I attended today’s Cairns Chamber of Commerce July business luncheon to hear the annual Regional Economic Forecast.
Here I share what Rick Carr* from Herron Todd White had to say about the present state of the Cairns real estate market:
“What we are seeing in this current property market cycle, is that it is taking much longer than normal for economic growth to feed through into job growth, to then feed through into property market recovery.
Normally we expect about a two year time lag for that sort of process to occur. We’ve been having tourism growth now for the last five years, or thereof, from a very low base that was influenced by a downturn. But that five years worth of tourism growth has really only over the last 12 months started to consolidate itself in improved employment outcomes and lower unemployment.
It’s yet to translate through into much in the property market, but the good news is with that tourism growth well entrenched, with things like three new hotels and developments on the go, things are definitely starting to pick up.

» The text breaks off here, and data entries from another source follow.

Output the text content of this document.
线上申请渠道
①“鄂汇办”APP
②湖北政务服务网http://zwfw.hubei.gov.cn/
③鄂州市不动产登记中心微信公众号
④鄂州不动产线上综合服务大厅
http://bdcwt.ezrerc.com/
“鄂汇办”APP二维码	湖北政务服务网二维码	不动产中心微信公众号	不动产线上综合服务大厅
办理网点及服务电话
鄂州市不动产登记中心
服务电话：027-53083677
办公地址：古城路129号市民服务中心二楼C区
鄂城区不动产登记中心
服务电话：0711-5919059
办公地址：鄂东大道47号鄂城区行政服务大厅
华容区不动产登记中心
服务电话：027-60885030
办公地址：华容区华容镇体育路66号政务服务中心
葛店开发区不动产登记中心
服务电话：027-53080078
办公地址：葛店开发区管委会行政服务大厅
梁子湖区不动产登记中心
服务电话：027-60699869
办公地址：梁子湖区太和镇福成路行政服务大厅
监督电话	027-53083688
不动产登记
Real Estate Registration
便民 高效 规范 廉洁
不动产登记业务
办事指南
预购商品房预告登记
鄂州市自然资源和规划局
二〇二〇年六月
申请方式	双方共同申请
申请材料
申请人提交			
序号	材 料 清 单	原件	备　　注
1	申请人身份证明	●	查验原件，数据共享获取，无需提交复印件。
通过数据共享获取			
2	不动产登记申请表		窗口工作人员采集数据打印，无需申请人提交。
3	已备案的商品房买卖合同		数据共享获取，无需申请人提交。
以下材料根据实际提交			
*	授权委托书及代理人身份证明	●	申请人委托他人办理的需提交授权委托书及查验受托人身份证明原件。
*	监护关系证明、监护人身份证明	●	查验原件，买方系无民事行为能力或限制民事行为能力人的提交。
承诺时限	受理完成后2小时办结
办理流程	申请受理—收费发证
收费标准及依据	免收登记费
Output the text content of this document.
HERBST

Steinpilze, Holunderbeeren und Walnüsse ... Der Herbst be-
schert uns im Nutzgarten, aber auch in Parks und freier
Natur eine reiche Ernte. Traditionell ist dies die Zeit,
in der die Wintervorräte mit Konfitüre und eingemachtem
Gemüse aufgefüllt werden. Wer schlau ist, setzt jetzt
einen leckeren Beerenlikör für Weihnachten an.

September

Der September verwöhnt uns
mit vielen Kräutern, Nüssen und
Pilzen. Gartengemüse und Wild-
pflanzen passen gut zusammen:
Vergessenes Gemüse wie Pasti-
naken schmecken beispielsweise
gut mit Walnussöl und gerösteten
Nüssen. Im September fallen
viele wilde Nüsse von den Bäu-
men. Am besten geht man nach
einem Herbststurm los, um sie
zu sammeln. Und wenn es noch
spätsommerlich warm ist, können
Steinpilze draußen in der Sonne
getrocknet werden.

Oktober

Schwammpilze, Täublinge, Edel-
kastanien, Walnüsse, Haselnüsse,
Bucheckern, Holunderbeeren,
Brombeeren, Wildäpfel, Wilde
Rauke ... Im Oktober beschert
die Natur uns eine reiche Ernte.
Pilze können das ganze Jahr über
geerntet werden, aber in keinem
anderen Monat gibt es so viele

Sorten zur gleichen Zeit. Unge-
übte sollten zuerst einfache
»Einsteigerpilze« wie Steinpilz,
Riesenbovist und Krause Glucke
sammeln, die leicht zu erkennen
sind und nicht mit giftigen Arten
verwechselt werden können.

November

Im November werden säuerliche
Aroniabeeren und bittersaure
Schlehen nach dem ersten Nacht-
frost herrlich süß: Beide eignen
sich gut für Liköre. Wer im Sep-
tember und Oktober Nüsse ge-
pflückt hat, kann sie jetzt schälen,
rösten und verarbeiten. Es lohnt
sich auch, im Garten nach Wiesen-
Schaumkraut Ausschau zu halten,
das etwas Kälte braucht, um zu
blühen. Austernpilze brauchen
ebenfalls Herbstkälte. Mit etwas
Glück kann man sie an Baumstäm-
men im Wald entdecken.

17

The employment pick up seems to now be well entrenched and that ought to be translating now into an improvement in the property market situation.
Right now we are seeing a little bit of negativity in the market due to the national negative factors through the crack down on investor loans etc which have been a negative influence on the market. Thank goodness we had a little bit of growth in the market which has actually counteracted that to steady it out over 12 months, but as the influence of yet economic and job recovery in the market feeds through, we should start to see that the property market shouldn’t be too far behind.”
*Rick Carr has been the Research Director at property advisers Herron Todd White in Cairns since 1998 and has a career history revolving mainly around economic research and consulting. He is also well-known as the author of the CairnsWatch monthly economic and market indicator publication, and as an expert commentator on the Cairns property markets.